Christiane Felscherinow była uzależniona od ciężkich narkotyków. Wygrała walkę z nałogiem, a jej książka „My dzieci z dworca ZOO” wielu osobom otworzyła oczy na problem uzależnień.

 

„My dzieci z dworca ZOO” – historia o uzależnieniu

 

„My dzieci z dworca ZOO” Christiane Felscherinow to książka, którą powinien przeczytać każdy, komu wydaje się, że nigdy nie jest w stanie się od niczego uzależnić, że jest wolny i może wszystko. Ta powieść nie jest jedynie historią narkomanki, która w otchłań nałogu wpadła przez własną lekkomyślność i wiarę, że ma nad wszystkim kontrolę. To również historia samotności, bezradności i szukania ucieczki od szarej codzienności w używki. Wiele osób ucieka w narkotyki, alkohol, dopalacze, aby zapomnieć o problemach, poczuciu odrzucenia, beznadziei, o trudnych relacjach z najbliższymi. Używki jednak nie rozwiązują za nas problemów, tylko jeszcze bardziej osłabiają wolę działania i odbierają chęć do walki o zmianę obecnej sytuacji. Narkotyki niszczą od środka, nie tylko organizm, lecz także psychikę. Ogromnym zagrożeniem jest również to, że organizm domaga się coraz silniejszych środków, by utrzymać stan zadowolenia (dotychczasowe przestają wystarczać), a każda kolejna dawka coraz silniej uzależnia i wyniszcza. Wyjście z nałogu jest trudne, ale możliwe. Ogromną pomocą mogą się paradoksalnie okazać bliscy, w których często upatrujemy źródła naszych problemów i cierpień. Warto jednak podjąć wysiłek i prosić ich o pomoc. Jeśli relacje z nimi są na tym etapie zbyt trudne, warto szukać pomocy w dedykowanych organizacjach. Jednak żaden narkoman nie pokonał nałogu bez własnej woli, pracy i przezwyciężania trudów.

 

Autobiografia Christiane Felscherinow, która podbiła serca czytelników

 

„My dzieci z dworca ZOO” to także dokument życia nastolatków, pokazujący, jak radzili sobie z codziennością i jak zarabiali na używki.
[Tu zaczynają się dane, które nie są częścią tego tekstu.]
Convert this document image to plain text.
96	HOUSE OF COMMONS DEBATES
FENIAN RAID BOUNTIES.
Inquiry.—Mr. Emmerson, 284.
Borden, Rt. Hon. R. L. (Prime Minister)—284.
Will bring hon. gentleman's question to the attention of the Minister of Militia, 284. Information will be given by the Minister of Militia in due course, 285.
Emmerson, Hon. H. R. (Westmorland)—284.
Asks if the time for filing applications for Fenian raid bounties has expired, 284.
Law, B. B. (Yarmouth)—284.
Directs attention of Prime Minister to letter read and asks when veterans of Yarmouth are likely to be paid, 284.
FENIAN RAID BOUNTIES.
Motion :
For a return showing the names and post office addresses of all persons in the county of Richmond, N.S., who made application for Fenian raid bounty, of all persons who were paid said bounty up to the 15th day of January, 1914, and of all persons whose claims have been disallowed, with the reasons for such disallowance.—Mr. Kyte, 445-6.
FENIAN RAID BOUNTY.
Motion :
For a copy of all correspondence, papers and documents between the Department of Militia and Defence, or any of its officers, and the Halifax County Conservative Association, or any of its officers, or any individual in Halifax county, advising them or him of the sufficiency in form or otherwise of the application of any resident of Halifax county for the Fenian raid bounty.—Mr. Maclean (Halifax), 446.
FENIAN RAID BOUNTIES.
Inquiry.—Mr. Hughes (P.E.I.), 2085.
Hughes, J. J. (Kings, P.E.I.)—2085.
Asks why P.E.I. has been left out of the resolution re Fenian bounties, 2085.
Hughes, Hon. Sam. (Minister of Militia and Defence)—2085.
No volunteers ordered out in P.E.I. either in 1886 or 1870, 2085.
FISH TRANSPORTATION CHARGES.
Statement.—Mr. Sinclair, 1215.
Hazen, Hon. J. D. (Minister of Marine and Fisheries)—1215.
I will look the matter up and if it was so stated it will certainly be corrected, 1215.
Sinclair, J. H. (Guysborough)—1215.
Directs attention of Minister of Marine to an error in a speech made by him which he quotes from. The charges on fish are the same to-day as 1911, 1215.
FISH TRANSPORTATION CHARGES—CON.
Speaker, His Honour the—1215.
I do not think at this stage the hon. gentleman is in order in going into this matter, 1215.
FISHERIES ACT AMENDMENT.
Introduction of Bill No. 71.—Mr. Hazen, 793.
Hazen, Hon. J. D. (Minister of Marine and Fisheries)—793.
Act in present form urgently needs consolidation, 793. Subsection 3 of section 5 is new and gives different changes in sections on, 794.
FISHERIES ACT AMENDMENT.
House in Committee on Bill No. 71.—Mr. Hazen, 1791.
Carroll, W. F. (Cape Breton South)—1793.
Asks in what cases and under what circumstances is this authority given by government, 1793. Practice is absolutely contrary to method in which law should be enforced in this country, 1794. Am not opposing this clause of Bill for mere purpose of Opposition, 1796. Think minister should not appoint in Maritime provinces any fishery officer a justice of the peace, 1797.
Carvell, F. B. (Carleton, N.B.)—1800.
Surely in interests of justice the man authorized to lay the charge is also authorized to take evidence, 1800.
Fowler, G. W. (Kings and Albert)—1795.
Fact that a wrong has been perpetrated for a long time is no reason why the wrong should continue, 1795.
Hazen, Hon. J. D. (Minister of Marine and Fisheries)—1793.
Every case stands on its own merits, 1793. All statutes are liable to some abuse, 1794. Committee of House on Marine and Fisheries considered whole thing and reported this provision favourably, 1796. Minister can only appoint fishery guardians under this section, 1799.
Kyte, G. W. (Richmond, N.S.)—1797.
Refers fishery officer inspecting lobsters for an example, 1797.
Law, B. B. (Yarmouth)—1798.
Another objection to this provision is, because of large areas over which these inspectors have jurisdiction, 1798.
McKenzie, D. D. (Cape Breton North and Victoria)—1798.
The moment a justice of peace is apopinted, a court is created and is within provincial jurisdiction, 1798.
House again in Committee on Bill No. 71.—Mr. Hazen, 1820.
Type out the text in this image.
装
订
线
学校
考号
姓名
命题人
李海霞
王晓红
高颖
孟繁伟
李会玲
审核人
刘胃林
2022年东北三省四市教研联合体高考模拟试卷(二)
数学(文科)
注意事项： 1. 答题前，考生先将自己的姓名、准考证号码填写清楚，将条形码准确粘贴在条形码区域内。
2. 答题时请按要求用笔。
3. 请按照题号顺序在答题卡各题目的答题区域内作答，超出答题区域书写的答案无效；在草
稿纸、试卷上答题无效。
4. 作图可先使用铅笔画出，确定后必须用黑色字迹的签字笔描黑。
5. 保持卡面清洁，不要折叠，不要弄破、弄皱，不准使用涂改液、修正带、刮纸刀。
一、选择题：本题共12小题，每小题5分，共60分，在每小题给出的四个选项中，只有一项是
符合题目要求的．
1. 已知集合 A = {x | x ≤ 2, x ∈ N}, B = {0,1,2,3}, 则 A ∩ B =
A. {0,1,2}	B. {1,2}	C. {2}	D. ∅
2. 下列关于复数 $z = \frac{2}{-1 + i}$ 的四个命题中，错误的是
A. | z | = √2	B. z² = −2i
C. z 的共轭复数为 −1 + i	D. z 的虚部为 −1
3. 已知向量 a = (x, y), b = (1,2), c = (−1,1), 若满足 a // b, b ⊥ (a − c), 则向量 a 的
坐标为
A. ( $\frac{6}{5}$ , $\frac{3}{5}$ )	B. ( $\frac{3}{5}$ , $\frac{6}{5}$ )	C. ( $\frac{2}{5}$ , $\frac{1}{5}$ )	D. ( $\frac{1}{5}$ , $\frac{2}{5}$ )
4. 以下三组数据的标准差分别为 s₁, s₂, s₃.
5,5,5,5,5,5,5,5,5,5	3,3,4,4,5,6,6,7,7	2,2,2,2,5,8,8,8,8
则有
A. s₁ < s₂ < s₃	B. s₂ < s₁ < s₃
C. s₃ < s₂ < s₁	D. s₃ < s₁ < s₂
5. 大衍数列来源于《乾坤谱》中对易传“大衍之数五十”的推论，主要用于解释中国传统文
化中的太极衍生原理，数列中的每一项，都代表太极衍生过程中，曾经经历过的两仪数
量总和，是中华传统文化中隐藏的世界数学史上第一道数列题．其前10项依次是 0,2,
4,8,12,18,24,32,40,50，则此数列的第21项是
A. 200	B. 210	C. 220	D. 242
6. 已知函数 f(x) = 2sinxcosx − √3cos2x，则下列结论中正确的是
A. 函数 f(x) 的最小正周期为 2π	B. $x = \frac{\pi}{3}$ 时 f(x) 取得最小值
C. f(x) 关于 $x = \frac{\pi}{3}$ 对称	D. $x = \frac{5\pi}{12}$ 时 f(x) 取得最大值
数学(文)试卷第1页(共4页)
Christiane Felscherinow podzieliła się historią bardzo ważnej części swojego życia. Mieszkała w Gropiusstadt, w sąsiedztwie Neukölln i już w wieku 12 lat eksperymentowała z haszyszem. Powieść to historia wielokrotnie ponawianych prób zerwania z nałogiem, opis codzienności młodych narkomanów, ich miłości, przyjaźni, skomplikowanej walki o własną tożsamość. Książka jest wyjątkowo realistyczna i bezkompromisowa. Autorka się nie wybiela, niczego nie ukrywa, wprost pisze, jak było. To sprawia, że „My dzieci z dworca ZOO” to historia wyjątkowo silnie oddziałująca na czytelnika i dająca do myślenia.